The Chisolm Trail passed right through Fort Worth which offered transient cowboys a convenient waypoint while driving their South Texas herds through on their way to McCoy's Abilene, Kansas rail headFt. Worth provided them an opportunity  to reprovision, rest their stock, and blow off some steam.  The constant stream of cattle and cowboys contributed to at least two very early civic improvements toward the establishment of Fort Worth as a city of the future.  First, Van Zandt’s note of there not being a single saloon in the town was soon rectified and next, a permanent settlement of sorts began its existence on the south end of what would some day be downtown….Hell’s Half Acre (HHA).  Remnants of Hell's Half Acre were still standing in the southern part of downtown when we were kids....and the area is now largely covered by the Tarrant County Convention Center.

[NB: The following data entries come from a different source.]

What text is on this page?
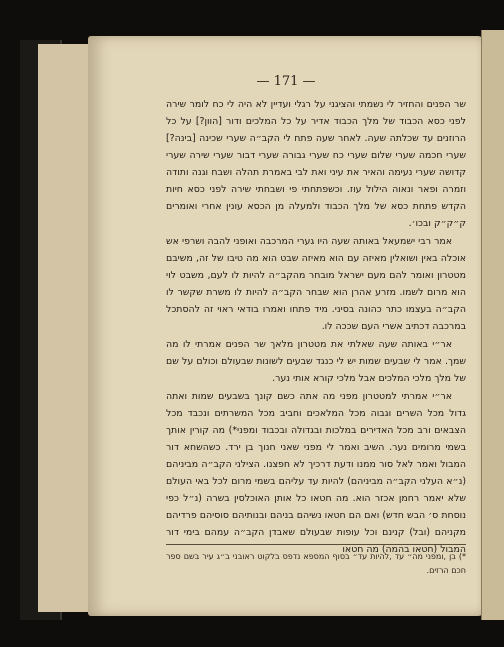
— 171 —

שר הפנים והחזיר לי נשמתי והציגני על רגלי ועדיין לא היה לי כח לומר שירה לפני כסא הכבוד של מלך הכבוד אדיר על כל המלכים ודור [הוון?] על כל הרוזנים עד שכלתה שעה. לאחר שעה פתח לי הקב״ה שערי שכינה [בינה?] שערי חכמה שערי שלום שערי כח שערי גבורה שערי דבור שערי שירה שערי קדושה שערי נעימה והאיר את עיני ואת לבי באמרת תהלה ושבח וגנה ותודה וזמרה ופאר ונאוה הילול עוז. וכשפתחתי פי ושבחתי שירה לפני כסא חיות הקדש פתחת כסא של מלך הכבוד ולמעלה מן הכסא עונין אחרי ואומרים ק״ק״ק ובכו׳.

אמר רבי ישמעאל באותה שעה היו גערי המרכבה ואופני להבה ושרפי אש אוכלה באין ושואלין מאיזה עם הוא מאיזה שבט הוא מה טיבו של זה, משיבם מטטרון ואומר להם מעם ישראל מובחר מהקב״ה להיות לו לעם, משבט לוי הוא מרום לשמו. מזרע אהרן הוא שבחר הקב״ה להיות לו משרת שקשר לו הקב״ה בעצמו כתר כהונה בסיני. מיד פתחו ואמרו בודאי ראוי זה להסתכל במרכבה דכתיב אשרי העם שככה לו.

אר״י באותה שעה שאלתי את מטטרון מלאך שר הפנים אמרתי לו מה שמך. אמר לי שבעים שמות יש לי כנגד שבעים לשונות שבעולם וכולם על שם של מלך מלכי המלכים אבל מלכי קורא אותי נער.

אר״י אמרתי למטטרון מפני מה אתה כשם קונך בשבעים שמות ואתה גדול מכל השרים וגבוה מכל המלאכים וחביב מכל המשרתים ונכבד מכל הצבאים ורב מכל האדירים במלכות ובגדולה ובכבוד ומפני*) מה קורין אותך בשמי מרומים נער. השיב ואמר לי מפני שאני חנוך בן ירד. כשהשחא דור המבול ואמר לאל סור ממנו ודעת דרכיך לא חפצנו. הצילני הקב״ה מביניהם (נ״א העלני הקב״ה מביניהם) להיות עד עליהם בשמי מרום לכל באי העולם שלא יאמר רחמן אכזר הוא. מה חטאו כל אותן האוכלסין בשרה (נ״ל כפי נוסחת ס׳ הבש חדש) ואם הם חטאו נשיהם בניהם ובנותיהם סוסיהם פרדיהם מקניהם (ובל) קנינם וכל עופות שבעולם שאבדן הקב״ה עמהם בימי דור המבול (חטאו בהמה) מה חטאו

*) בן ,ומפני מה״ עד ,להיות עד״ בסוף המספא נדפס בלקוט ראובני ב״ג עיר בשם ספר חכם הרזים.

1876.  New York financier, Jay Gould, was the ramrod behind pushing the rail line south from Kansas into Texas.  First, the line came into Marshall, then Dallas by 1873, and after the bank panic of 1873 had passed…into Ft. Worth by 1876.  The arrival of the railroad was the first significant link to a larger world than Ft. Worth had ever seen.  Our population then was about 500-600 people.

Of course, all of us learned of the Golden Spike joining the very first Transcontinental railroad in 1869 at Promontory Point in Utah but, understanding the significance of the arrival of rail lines into the country’s hinterlands was probably lost on most of us.  Think of it this way, after the Civil War, New York City was the center of most United States commerce…it was like the stout tree stretching toward the sky, it’s root system hidden out of sight below the surface.  As the map below shows, the railroads acted very much like that tree’s root system by connecting the rest of the country and its products to the trunk…NYC ! 


And once we had more efficient transportation leading to the big city than horse-drawn stage coaches, the possibility of some of us learning the minuet was substantially improved but, we weren't there yet.